I'd get to go to hearings a lot. And because I'd be representing Plaintiffs, I wouldn't have to go against Lippman who I heard screaming at a new associate for United Auto the other day (I had met the yellee once at a barbecue.)
I want more excitement. I'm super bored. Trials are few and far between. While I sort of hate talking to judges, at least it makes me feel alive. And I've been pretty successful so far. I usually get what I want...granted the motions I argue and the stuff I do isn't usually THAT contentious...
But... drafting Settlements and Releases and Mortgages and Promissory Notes is sort of draining my lifeblood.
And I want more money. I'm competent. I just need to grow the balls to ask for a raise. I need to tell myself I deserve it.
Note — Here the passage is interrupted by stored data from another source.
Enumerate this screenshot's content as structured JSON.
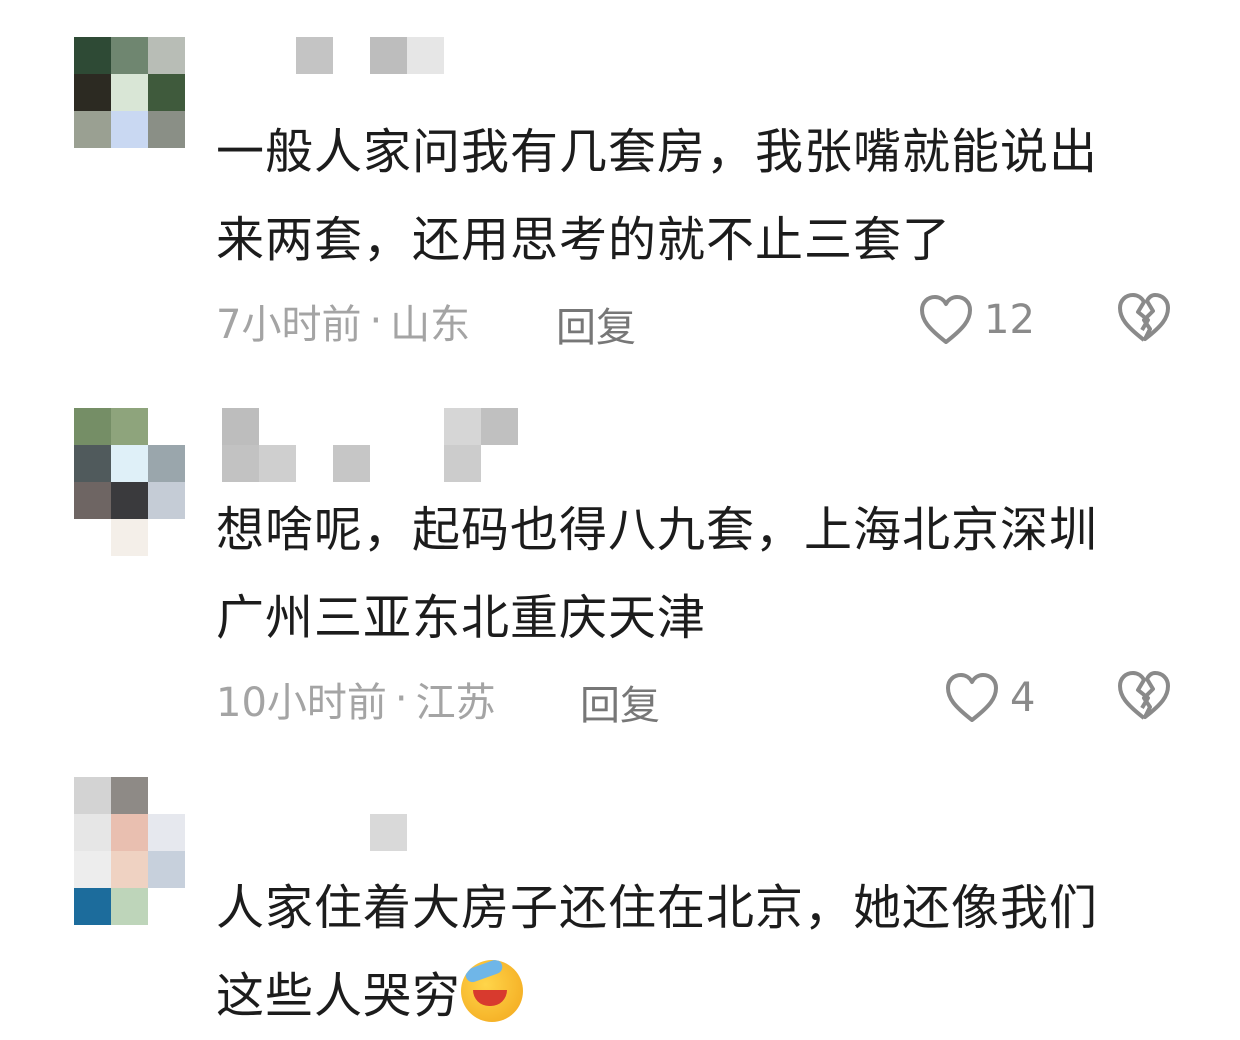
{
  "comments": [
    {
      "text_line1": "一般人家问我有几套房，我张嘴就能说出",
      "text_line2": "来两套，还用思考的就不止三套了",
      "time": "7小时前",
      "dot": "·",
      "location": "山东",
      "reply_label": "回复",
      "like_count": "12"
    },
    {
      "text_line1": "想啥呢，起码也得八九套，上海北京深圳",
      "text_line2": "广州三亚东北重庆天津",
      "time": "10小时前",
      "dot": "·",
      "location": "江苏",
      "reply_label": "回复",
      "like_count": "4"
    },
    {
      "text_line1": "人家住着大房子还住在北京，她还像我们",
      "text_line2": "这些人哭穷",
      "emoji": "face-with-hand-over-eyes-crying"
    }
  ],
  "icons": {
    "like": "heart-outline-icon",
    "dislike": "broken-heart-icon"
  },
  "colors": {
    "text": "#1c1c1c",
    "meta": "#a4a4a4",
    "icon": "#8a8a8a"
  }
}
Because, I think I do. Now I'm going to finish this glass of wine, finish The Office, and steel myself for another day tomorrow... of copying Volumes Three through Five of the pleadings in the Cases we just got. Copying things in the Attorney Services Room of the Clerks office... is my own personal idea of hell.
And so I drink my wine.
And plan on wearing something comfortable tomorrow. For a looong day of standing.
Ugh.
7 Comments:
I, too, frequently find myself having to make copies in the clerk's office. The thought of it alone makes me want to jab a fork in my ear.
7:55 PM
housewifing's pretty interesting, occasionaly.
I'm with you on the wine. A nice cold bottle of Pinot Grigio can soften the edges of any sort of crisis. Or non-crisis.
4:28 AM
welcome to the world all your fellow attorneys live in - about 6 months to 1 year after you start your job it becomes hell - we all get there. Since I graduated early from law school I hit it way before anyone even started their jobs - so when everyone was all like "I love my job" I am like...give it 6 months!
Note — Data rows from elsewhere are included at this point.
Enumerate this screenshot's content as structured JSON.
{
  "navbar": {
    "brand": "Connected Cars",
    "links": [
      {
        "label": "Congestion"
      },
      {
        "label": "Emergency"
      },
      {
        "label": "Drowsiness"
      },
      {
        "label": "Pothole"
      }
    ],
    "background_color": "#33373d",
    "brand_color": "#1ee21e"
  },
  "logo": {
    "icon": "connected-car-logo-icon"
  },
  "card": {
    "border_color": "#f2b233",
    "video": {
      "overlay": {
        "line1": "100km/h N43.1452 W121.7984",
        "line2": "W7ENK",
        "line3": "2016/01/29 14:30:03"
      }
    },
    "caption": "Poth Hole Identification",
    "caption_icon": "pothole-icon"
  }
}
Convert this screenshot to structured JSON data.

But eventually you get over it and you just say whatever/who cares anymore - and keep on working. And sometimes you actually have a good day. sometimes.
7:24 AM
You have an assistant...have her make the copies. I was a paralegal and I was the one going to the clerks office and making the copies. I don't think most attorneys know HOW to make copies. My boss doesn't even know where the copy room is..I'm not joking.
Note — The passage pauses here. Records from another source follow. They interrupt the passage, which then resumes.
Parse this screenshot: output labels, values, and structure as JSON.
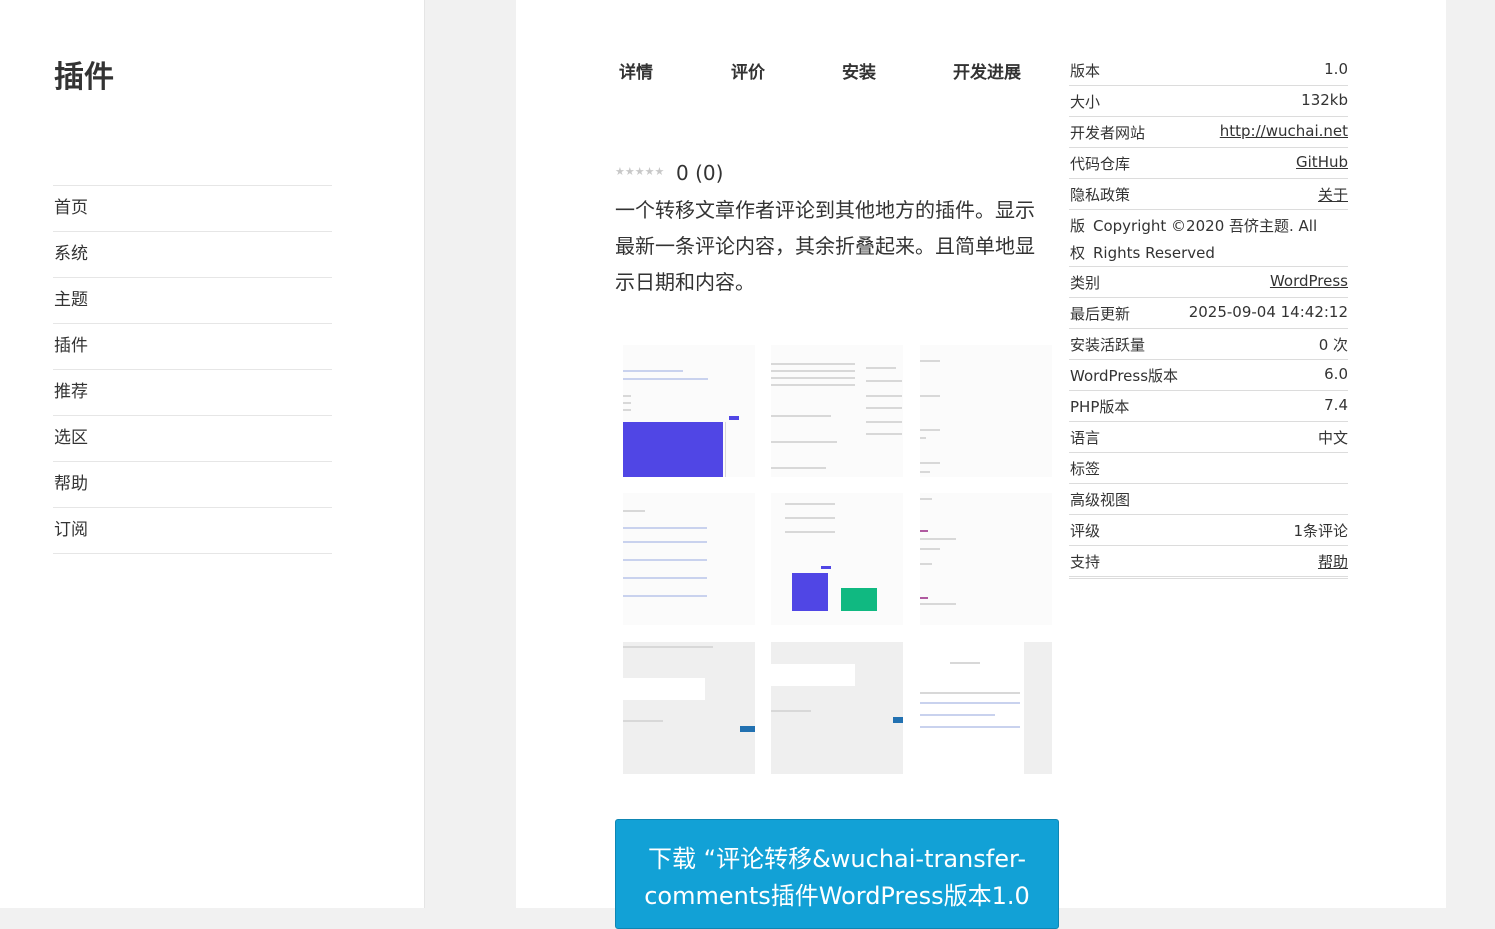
{
  "sidebar": {
    "title": "插件",
    "nav": [
      "首页",
      "系统",
      "主题",
      "插件",
      "推荐",
      "选区",
      "帮助",
      "订阅"
    ]
  },
  "tabs": [
    "详情",
    "评价",
    "安装",
    "开发进展"
  ],
  "rating": {
    "stars_filled": 0,
    "stars_total": 5,
    "text": "0 (0)"
  },
  "description": "一个转移文章作者评论到其他地方的插件。显示最新一条评论内容，其余折叠起来。且简单地显示日期和内容。",
  "download_button": "下载 “评论转移&wuchai-transfer-comments插件WordPress版本1.0",
  "meta": [
    {
      "key": "版本",
      "value": "1.0",
      "link": false
    },
    {
      "key": "大小",
      "value": "132kb",
      "link": false
    },
    {
      "key": "开发者网站",
      "value": "http://wuchai.net",
      "link": true
    },
    {
      "key": "代码仓库",
      "value": "GitHub",
      "link": true
    },
    {
      "key": "隐私政策",
      "value": "关于",
      "link": true
    },
    {
      "key": "版权",
      "value": "Copyright ©2020 吾侪主题. All Rights Reserved",
      "link": false,
      "tall": true
    },
    {
      "key": "类别",
      "value": "WordPress",
      "link": true
    },
    {
      "key": "最后更新",
      "value": "2025-09-04 14:42:12",
      "link": false
    },
    {
      "key": "安装活跃量",
      "value": "0 次",
      "link": false
    },
    {
      "key": "WordPress版本",
      "value": "6.0",
      "link": false
    },
    {
      "key": "PHP版本",
      "value": "7.4",
      "link": false
    },
    {
      "key": "语言",
      "value": "中文",
      "link": false
    },
    {
      "key": "标签",
      "value": "",
      "link": false
    },
    {
      "key": "高级视图",
      "value": "",
      "link": false
    },
    {
      "key": "评级",
      "value": "1条评论",
      "link": false
    },
    {
      "key": "支持",
      "value": "帮助",
      "link": true
    }
  ],
  "colors": {
    "download_bg": "#12a1d6",
    "chart_purple": "#5046e5",
    "chart_green": "#10b981"
  },
  "icons": {
    "rating": "star-icon"
  }
}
Also, you should look for a nwe job. One out here. Then we can get married and you can make a lot of money that I spend. An associate rate out here is minimum $350/hr. You could make more. I could spend more and then you wouldn't have to call me and make fun of me for shopping at Target. I didn't buy clothes by the way. I bought toilet paper and Tide. You love me.
11:45 AM
that's true - I dont know how to make copies. or fax. I always make the machine jam.
12:12 PM
Yay! That's my loser BBQ where you met the "yellee"! Libman is a pain and he is the only attorney I know who appears for his own depositions at his office via phone and asks, "whose is my client in this one? what case is this?" Hilarious. I love my job - I am a dork but you should definitely make the jump! Miss you!
2:05 PM
Wait, I've been practicing for 11 months and you just described how I feel and almost exactly what I do after work too. I am so happy that I am not the only young atty who feels like this.